Zwei Joker stechen spät

Laurien Gschwend, 10. Februar 2019, 10:14 Uhr
Nach einem Kontertor des eingewechselten Bakayoko sehen die Espen beim Auswärtsspiel in Basel schon wie sichere Sieger aus, doch ein Traumfreistoss des ebenfalls erst kurz zuvor eingewechselten Campo stiehlt den Espen die Butter vom Brot. Hier die Spielerbewertung zum 1:1 des FCSG gegen Basel.

FM1Today/Johannes Graf

Tor

Dejan Stojanovic: Note 5,0. In der ersten Halbzeit würde seine Leistung eine glatte Sechs verdienen, in der zweiten Halbzeit hat er aber noch einige kleinere Wackler drin. Für eine noch bessere Benotung müsste er den zweifellos sehr platziert, aber nicht allzu scharf geschossenen Freistoss halten.

Verteidigung

Andreas Wittwer: Note 4,5. Der emsige Aussenverteidiger ist oft im Angriff anzutreffen, bei den Flanken fehlt ihm aber auch ein wenig das Glück. Defensiv ohne Aussetzer.

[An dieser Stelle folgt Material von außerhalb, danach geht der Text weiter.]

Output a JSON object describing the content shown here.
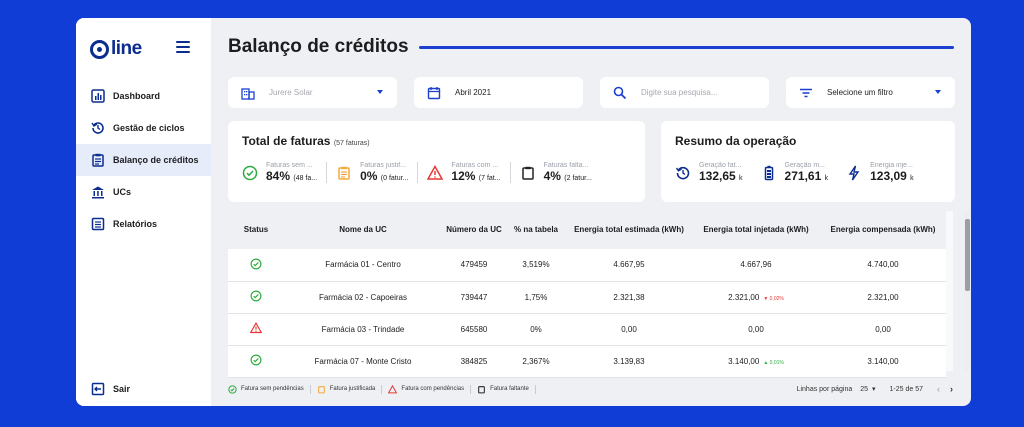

Leonidas Stergiou: Note 5,0. Traut sich in seiner zweiten Partie innerhalb von vier Tagen schon mehr zu als noch gegen Zürich, hat einige schöne Rushes nach vorne. In der zweiten Halbzeit zur Schonung früh ausgewechselt, ist er sich doch derartige Belastungen noch nicht gewohnt.

Silvan Hefti: Note 4,5. Verschuldet in der ersten Halbzeit einen Penalty, wobei sein Gegenspieler ohne seine Intervention alleine in Richtung Stojanovic gelaufen wäre. Ansonsten makellos.

Nicolas Lüchinger: Note 4,0. Viel unterwegs, gelegentlich mit Fehlpässen. Verschuldet mit einem (strittigen) Foul an der Strafraumgrenze den späten Ausgleich.

Mittelfeld

Vincent Sierro: Note 3,5. Nach überstandener Gelbsperre fällt er bei insgesamt sehr guter Mannschaftsleistung ein wenig ab, hat wenig Einfluss auf das Spiel und verliert Bälle, weil er es mit zu vielen Baslern auf einmal aufnimmt.

Jordi Quintillà: Note 5,0. Das Metronom im St.Galler Spiel dirigiert in der ersten Halbzeit im St.Galler Mittelfeld und leitet viele Angriffe selbst ein, in der zweiten Halbzeit hält er die Defensive der Espen zusammen, die so kaum mehr Chancen der Basler zulässt.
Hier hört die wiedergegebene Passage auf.